Auf Initiative seines Verteidigers wurde zunächst ein Rechtsgespräch geführt. Bei dem Angeklagten sei seine Vorgeschichte mit diversen psychischen Erkrankungen zu berücksichtigen. Eine Therapie habe er bisher nicht angetreten, da mehrere Ärzte verschiedene Diagnosen festgestellt hätten. Er habe ein gestörtes Verhältnis zu seinem Rechtsempfinden und massive Probleme im Sozialverhalten.

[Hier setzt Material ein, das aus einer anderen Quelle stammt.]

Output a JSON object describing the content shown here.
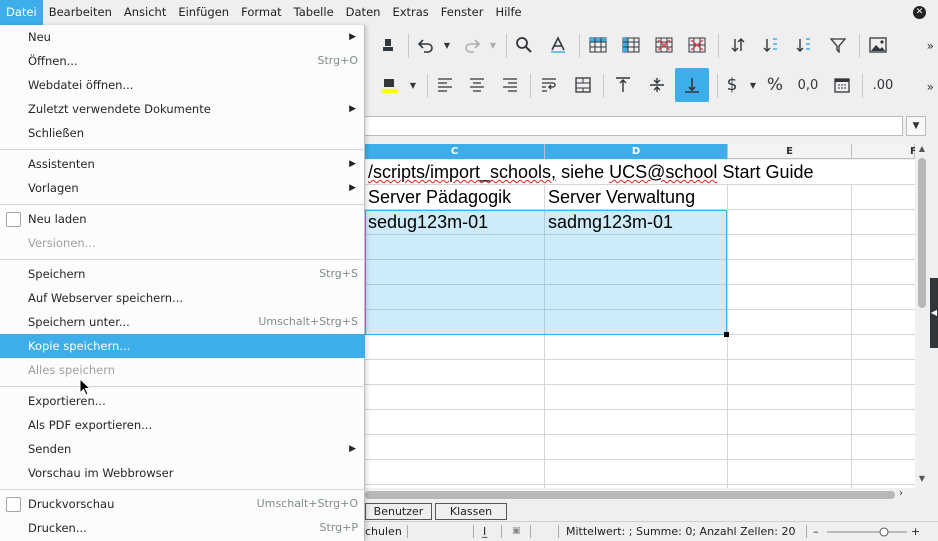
{
  "menubar": {
    "items": [
      {
        "label": "Datei",
        "active": true
      },
      {
        "label": "Bearbeiten"
      },
      {
        "label": "Ansicht"
      },
      {
        "label": "Einfügen"
      },
      {
        "label": "Format"
      },
      {
        "label": "Tabelle"
      },
      {
        "label": "Daten"
      },
      {
        "label": "Extras"
      },
      {
        "label": "Fenster"
      },
      {
        "label": "Hilfe"
      }
    ],
    "close_icon": "close-circle-icon"
  },
  "file_menu": {
    "items": [
      {
        "label": "Neu",
        "submenu": true
      },
      {
        "label": "Öffnen...",
        "shortcut": "Strg+O"
      },
      {
        "label": "Webdatei öffnen..."
      },
      {
        "label": "Zuletzt verwendete Dokumente",
        "submenu": true
      },
      {
        "label": "Schließen"
      },
      {
        "label": "Assistenten",
        "submenu": true
      },
      {
        "label": "Vorlagen",
        "submenu": true
      },
      {
        "label": "Neu laden",
        "checkbox": true
      },
      {
        "label": "Versionen...",
        "disabled": true
      },
      {
        "label": "Speichern",
        "shortcut": "Strg+S"
      },
      {
        "label": "Auf Webserver speichern..."
      },
      {
        "label": "Speichern unter...",
        "shortcut": "Umschalt+Strg+S"
      },
      {
        "label": "Kopie speichern...",
        "highlighted": true
      },
      {
        "label": "Alles speichern",
        "disabled": true
      },
      {
        "label": "Exportieren..."
      },
      {
        "label": "Als PDF exportieren..."
      },
      {
        "label": "Senden",
        "submenu": true
      },
      {
        "label": "Vorschau im Webbrowser"
      },
      {
        "label": "Druckvorschau",
        "shortcut": "Umschalt+Strg+O",
        "checkbox": true
      },
      {
        "label": "Drucken...",
        "shortcut": "Strg+P"
      }
    ]
  },
  "toolbar1": {
    "icons": [
      "paste-icon",
      "format-paintbrush-icon",
      "undo-icon",
      "undo-dropdown-icon",
      "redo-icon",
      "redo-dropdown-icon",
      "find-replace-icon",
      "spellcheck-icon",
      "row-icon",
      "column-icon",
      "insert-rows-icon",
      "insert-columns-icon",
      "sort-icon",
      "sort-ascending-icon",
      "sort-descending-icon",
      "autofilter-icon",
      "insert-image-icon",
      "overflow-icon"
    ]
  },
  "toolbar2": {
    "icons": [
      "font-color-icon",
      "align-left-icon",
      "align-center-icon",
      "align-right-icon",
      "wrap-text-icon",
      "merge-cells-icon",
      "align-top-icon",
      "align-middle-icon",
      "align-bottom-icon",
      "currency-icon",
      "percent-icon",
      "number-format-icon",
      "date-format-icon",
      "add-decimal-icon",
      "overflow-icon"
    ],
    "dollar": "$",
    "percent": "%",
    "number": "0,0",
    "decimal": ".00",
    "font_color_bar": "#ffff00"
  },
  "sheet": {
    "columns": [
      {
        "label": "C",
        "selected": true
      },
      {
        "label": "D",
        "selected": true
      },
      {
        "label": "E",
        "selected": false
      },
      {
        "label": "F",
        "selected": false
      }
    ],
    "rows": [
      {
        "c": "/scripts/import_schools, siehe UCS@school Start Guide",
        "d": ""
      },
      {
        "c": "Server Pädagogik",
        "d": "Server Verwaltung"
      },
      {
        "c": "sedug123m-01",
        "d": "sadmg123m-01"
      }
    ]
  },
  "sheet_tabs": [
    "Benutzer",
    "Klassen"
  ],
  "statusbar": {
    "sheet_fragment": "chulen",
    "insert_mode": "I̲",
    "summary": "Mittelwert: ; Summe: 0; Anzahl Zellen: 20",
    "zoom_minus": "–",
    "zoom_plus": "+"
  }
}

Eine bewährungsfähige Strafe käme nur unter strengen Auflagen in Betracht und nur im Falle eines qualifizierten Geständnisses.
„Es war dumm von mir“, räumte der Angeklagte, der bereits eine Haftstrafe verbüßt hatte, ein und erklärte, dass sich alles so zugetragen habe. „Ist Ihnen klar, dass sie ohne eine Fahrerlaubnis keine fahrerlaubnispflichtigen Fahrzeuge führen dürfen?“, fragte ihn Richterin Julia Lang, nachdem dieser bereits in der Vergangenheit ohne Führerschein im Straßenverkehr unterwegs gewesen war. Gleichzeitig verwies sie auf die bereits vorhandenen umfangreichen Eintragungen im Bundeszentralregister, darunter Diebstahl, Urkundenfälschung, unerlaubtes Führen einer Schusswaffe, versuchte Nötigung, wie auch Angriff auf Vollstreckungsbeamte. „Es ist nicht mehr fünf vor zwölf, es ist kurz nach zwölf“, so die Richterin.
Der Angeklagte sei mehrfach vorbestraft, die ihm zur Last gelegten Tatbestände hätten ganz anders ausgehen können, so der Staatsanwalt. Die Dreistigkeit, nach der Sicherstellung des Fahrzeugschlüssels mit dem Ersatzschlüssel weiterzufahren, zeuge von krimineller Energie. Mit einer Geldstrafe komme man hier nicht weiter. Die Frage, ob eine Freiheitsstrafe zur Bewährung auszusetzen sei, könne man nur mit Hängen und Würgen noch mit „ja“beantworten. Der Angeklagte habe Kontakt mit einem Berufsbildungswerk aufgenommen, um eine in der Vergangenheit begonnene, aber wieder abgebrochene Ausbildung fortzusetzen. Sein Verteidiger erklärte: Er habe ein Geständnis abgelegt und er bereue seine Taten. Er brauche aber ein begleitendes Umfeld für das Wohnen und für seine Ausbildung. Dann gebe es auch eine positive Sozialprognose für die Zukunft. Unter Einbeziehung eines bereits vorangegangenen Urteils wurde der Angeklagte zu einer zweijährigen Gesamtfreiheitsstrafe, ausgesetzt auf vier Jahre zur Bewährung, verurteilt. Vor Ablauf von zwei Jahren wird ihm keine Fahrerlaubnis erteilt. Weiter wurde ihm das Leisten von 100 Stunden gemeinnütziger Arbeit auferlegt, wie auch die Inanspruchnahme von Maßnahmen beim Berufsbildungswerk oder von der Agentur für Arbeit. Die Bewährung sei mit viel gutem Willen erfolgt. Sollte in den kommenden vier Jahren etwas passieren, werde er seine Ausbildung in der Justizvollzugsanstalt absolvieren, legte ihm Richterin Julia Lang ans Herz. „Ich möchte mich für die gegebene Chance bedanken und werde sie auch wahrnehmen“, versicherte der Angeklagte.